Inspecting Retrieval

When reviewing conversations, you can expand any agent response to see exactly what was retrieved:

  • Which knowledge chunks were found
  • Their relevance scores (how closely they matched the query)
  • The full content of each chunk
  • The source context (URL or heading path)

This transparency is critical for tuning. If the agent gives a wrong answer, you can check whether it had the right information available but interpreted it poorly (a behavior issue), or whether the right information wasn’t retrieved at all (a knowledge or retrieval settings issue).

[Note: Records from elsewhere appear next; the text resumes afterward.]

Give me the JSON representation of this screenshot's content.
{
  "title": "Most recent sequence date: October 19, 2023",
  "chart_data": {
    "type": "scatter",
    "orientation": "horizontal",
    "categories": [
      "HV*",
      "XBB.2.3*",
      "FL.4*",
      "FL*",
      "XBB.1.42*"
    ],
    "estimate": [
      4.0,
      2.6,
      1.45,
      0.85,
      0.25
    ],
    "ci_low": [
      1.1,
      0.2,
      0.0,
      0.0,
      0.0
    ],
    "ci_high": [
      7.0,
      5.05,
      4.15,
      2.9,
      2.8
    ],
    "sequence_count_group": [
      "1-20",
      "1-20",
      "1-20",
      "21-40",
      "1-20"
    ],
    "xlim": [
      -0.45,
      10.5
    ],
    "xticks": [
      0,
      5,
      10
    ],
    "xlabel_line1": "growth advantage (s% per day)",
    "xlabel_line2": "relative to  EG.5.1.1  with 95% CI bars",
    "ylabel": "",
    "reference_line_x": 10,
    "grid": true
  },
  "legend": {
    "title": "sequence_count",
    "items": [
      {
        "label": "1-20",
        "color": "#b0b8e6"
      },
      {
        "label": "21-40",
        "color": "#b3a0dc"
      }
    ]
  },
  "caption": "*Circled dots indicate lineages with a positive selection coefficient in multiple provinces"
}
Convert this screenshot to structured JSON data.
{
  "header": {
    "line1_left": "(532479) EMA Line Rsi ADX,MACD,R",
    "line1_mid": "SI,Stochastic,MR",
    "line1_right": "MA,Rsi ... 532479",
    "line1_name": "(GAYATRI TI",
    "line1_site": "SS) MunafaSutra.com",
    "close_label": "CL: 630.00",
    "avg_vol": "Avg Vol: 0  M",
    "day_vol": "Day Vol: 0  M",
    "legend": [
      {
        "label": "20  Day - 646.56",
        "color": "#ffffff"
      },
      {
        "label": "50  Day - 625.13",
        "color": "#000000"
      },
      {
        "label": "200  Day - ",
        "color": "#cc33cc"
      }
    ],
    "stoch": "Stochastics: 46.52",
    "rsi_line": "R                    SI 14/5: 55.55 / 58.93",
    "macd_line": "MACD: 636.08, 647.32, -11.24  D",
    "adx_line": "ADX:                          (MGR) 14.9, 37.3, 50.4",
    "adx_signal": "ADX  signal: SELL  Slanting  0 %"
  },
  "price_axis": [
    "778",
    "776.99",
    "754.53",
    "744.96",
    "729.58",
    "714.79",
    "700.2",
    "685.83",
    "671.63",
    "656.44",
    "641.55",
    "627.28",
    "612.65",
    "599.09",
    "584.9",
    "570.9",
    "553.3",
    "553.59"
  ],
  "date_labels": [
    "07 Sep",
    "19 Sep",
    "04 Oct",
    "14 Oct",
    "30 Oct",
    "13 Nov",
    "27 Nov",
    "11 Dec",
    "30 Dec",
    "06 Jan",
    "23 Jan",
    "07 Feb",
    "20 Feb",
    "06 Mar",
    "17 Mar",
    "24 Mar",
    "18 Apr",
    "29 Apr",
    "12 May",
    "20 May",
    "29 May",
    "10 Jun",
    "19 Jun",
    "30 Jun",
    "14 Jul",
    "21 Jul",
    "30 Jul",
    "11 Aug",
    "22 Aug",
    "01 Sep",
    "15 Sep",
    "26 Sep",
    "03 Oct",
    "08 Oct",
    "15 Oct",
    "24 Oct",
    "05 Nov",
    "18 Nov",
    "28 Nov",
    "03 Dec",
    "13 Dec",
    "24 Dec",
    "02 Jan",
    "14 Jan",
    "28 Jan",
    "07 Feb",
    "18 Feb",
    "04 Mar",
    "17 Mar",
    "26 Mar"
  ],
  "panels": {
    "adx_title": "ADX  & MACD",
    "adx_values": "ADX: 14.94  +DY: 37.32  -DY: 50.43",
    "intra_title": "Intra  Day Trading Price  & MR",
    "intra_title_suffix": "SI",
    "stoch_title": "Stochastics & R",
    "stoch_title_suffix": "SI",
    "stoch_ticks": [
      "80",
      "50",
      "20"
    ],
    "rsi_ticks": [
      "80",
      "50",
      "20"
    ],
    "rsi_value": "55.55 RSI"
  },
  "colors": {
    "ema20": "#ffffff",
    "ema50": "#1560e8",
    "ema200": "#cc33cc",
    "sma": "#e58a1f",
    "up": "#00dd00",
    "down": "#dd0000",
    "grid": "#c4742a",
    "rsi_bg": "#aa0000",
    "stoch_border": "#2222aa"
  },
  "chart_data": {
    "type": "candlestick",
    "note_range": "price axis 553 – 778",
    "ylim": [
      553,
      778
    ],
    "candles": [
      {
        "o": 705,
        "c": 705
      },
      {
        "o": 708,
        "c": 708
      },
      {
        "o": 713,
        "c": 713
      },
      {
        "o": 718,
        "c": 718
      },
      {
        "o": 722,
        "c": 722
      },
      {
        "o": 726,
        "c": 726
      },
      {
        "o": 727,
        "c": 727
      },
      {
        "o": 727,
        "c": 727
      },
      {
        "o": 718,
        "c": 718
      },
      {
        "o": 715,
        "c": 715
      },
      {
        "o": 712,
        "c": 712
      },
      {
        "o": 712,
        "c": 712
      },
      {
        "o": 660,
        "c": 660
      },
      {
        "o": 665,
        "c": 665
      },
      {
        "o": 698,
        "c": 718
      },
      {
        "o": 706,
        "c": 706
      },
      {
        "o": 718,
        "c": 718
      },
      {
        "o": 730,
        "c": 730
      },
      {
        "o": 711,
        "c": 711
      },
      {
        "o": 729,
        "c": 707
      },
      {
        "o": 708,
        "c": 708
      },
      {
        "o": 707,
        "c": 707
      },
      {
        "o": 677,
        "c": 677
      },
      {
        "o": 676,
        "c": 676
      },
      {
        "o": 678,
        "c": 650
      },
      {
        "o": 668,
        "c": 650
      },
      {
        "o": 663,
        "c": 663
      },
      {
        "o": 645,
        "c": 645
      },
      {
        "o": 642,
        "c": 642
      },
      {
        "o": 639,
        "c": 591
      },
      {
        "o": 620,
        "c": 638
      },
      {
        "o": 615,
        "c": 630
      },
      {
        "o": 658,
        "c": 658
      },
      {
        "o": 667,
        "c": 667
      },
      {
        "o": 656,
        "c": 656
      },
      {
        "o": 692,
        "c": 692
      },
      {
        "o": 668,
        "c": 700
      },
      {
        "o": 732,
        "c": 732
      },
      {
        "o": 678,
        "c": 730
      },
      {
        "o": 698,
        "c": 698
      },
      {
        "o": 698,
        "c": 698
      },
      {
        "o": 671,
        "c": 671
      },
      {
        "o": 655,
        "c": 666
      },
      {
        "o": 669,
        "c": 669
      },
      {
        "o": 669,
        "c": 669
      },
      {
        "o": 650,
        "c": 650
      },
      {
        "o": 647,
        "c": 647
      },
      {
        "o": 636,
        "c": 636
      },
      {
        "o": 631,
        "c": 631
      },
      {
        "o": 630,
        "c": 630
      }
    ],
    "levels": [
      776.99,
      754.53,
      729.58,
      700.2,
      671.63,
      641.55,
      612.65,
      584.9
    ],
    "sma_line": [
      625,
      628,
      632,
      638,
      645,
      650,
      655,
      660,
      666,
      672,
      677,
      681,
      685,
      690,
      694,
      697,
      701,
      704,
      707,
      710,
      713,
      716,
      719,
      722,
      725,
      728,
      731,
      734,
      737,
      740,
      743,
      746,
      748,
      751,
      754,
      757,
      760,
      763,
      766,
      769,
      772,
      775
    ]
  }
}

Inspection panel showing retrieved knowledge chunks with relevance scores

Tips

  • Start with your website. Sitemap mode with your docs or marketing site gives you broad coverage quickly. Refine later with text sources for gaps.
  • Use text sources for precision. If your agent needs to answer a specific question a specific way, add it as a text source with a clear title. Direct text is more predictable than hoping the right chunk gets retrieved from a larger document.
  • Check crawled URLs. After adding a website source, expand it in the table to see exactly which pages were crawled. Missing pages might indicate JavaScript-rendered content or crawl depth issues.
  • Tune retrieval settings. If your agent retrieves irrelevant content, raise the similarity threshold. If it misses relevant content, lower it. The retrieval limit controls how many chunks are considered – higher values give more context but cost more tokens.
  • Use instructions on sources. Tell the agent how to use specific knowledge. “This document contains internal pricing – share pricing ranges only, never exact numbers” gives the agent guidance beyond just the raw content.
  • Delete and re-add to update. If source content changes (updated docs, refreshed website), delete the old source and add a new one. The platform will reprocess everything with the current content.